Strengths and limitations
The study’s use of a nationally representative population-based, combined dataset is a notable strength. We were able to generate a large sample size by merging the three surveys, which allowed us to assess the impact of various factors on LBW with acceptable precision. Because the three DHS used similar sample procedures and questionnaires, used comparable data collection tools, and were planned and implemented by the same institutions, they allowed researchers to look into trends in low birth weight over the past 15 years. This study provided evidence-based information for the decision-makers which can help in the implementation of public health policies regarding ANC improvement and evaluations. Data on key major determinants of maternal healthcare consumption, such as health insurance, was only gathered for the most recent survey, which limited our ability to assess the impact of such variables. Not all potential confounders were included in our study; for instance, gestational age, could have reduced the quality of the results.

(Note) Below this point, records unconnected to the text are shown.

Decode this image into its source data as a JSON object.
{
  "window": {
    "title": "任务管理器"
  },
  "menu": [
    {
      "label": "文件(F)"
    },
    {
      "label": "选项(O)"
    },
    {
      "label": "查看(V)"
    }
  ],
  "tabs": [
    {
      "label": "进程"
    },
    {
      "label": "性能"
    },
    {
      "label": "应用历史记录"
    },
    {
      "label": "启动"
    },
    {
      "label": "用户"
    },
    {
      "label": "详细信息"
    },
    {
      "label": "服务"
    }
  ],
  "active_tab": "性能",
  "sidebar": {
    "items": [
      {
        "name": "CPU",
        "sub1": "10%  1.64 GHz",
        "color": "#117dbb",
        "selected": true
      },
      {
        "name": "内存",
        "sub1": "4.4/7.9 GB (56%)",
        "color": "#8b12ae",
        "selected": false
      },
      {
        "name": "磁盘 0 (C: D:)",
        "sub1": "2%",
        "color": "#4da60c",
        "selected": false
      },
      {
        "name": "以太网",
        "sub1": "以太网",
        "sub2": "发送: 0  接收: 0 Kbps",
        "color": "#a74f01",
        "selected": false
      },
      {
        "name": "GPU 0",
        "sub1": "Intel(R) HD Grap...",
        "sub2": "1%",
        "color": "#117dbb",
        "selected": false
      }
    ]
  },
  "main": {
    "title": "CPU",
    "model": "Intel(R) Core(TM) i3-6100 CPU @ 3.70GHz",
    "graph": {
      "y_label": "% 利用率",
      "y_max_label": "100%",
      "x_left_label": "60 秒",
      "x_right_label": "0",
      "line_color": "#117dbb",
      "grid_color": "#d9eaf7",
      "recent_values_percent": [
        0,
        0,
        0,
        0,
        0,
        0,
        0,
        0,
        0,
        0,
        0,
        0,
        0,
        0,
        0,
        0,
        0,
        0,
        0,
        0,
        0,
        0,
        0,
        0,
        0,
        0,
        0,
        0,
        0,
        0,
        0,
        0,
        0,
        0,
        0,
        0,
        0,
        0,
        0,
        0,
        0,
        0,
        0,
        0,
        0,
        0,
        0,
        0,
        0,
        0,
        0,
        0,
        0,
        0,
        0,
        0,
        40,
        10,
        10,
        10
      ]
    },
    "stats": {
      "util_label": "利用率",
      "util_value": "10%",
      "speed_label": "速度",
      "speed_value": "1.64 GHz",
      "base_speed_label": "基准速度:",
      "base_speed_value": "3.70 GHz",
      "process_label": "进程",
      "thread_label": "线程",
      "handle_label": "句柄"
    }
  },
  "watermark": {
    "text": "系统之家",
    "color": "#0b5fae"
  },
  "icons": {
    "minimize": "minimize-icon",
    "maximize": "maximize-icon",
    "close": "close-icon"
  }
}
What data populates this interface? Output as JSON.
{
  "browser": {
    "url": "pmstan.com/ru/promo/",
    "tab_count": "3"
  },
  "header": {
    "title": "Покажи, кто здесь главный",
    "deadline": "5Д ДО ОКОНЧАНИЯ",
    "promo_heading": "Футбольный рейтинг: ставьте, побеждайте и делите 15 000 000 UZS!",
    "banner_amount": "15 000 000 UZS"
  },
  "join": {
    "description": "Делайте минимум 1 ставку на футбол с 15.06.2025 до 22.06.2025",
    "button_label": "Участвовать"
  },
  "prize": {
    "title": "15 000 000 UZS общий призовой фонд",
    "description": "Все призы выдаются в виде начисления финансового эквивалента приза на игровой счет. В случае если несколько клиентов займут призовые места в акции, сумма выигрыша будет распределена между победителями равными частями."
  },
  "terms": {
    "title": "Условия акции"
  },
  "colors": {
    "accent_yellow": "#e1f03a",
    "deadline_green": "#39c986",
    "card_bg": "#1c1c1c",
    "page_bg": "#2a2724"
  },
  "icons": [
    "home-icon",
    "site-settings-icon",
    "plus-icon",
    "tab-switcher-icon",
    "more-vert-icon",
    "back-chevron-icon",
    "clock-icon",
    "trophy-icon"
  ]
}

Variables such as facility readiness, interpersonal relationships between clinicians and women, transportation, and other cultural norms and beliefs that could have influenced a high-quality ANC utilization were not included in this study. Due to the cross-sectional nature of the data, we were only able to investigate relationships rather than causality. Further researchers would conduct a longitudinal study design to assess the causality between ANC and LBW.
Conclusion
Our findings demonstrate that the use of high-quality ANC has gradually increased. However, the vast majority of the women are still receiving low-quality ANC. The prevalence of LBW has decreased over the years of the surveys, however, it remains high. Addressing the coverage but also the quality of the content in ANC, especially to the poor and primiparous women results in the reduction of the prevalence of LBW. The study revealed that the utilization of high-quality ANC can greatly contribute to lessening LBW and thus neonatal mortality and therefore achieving the SDGs.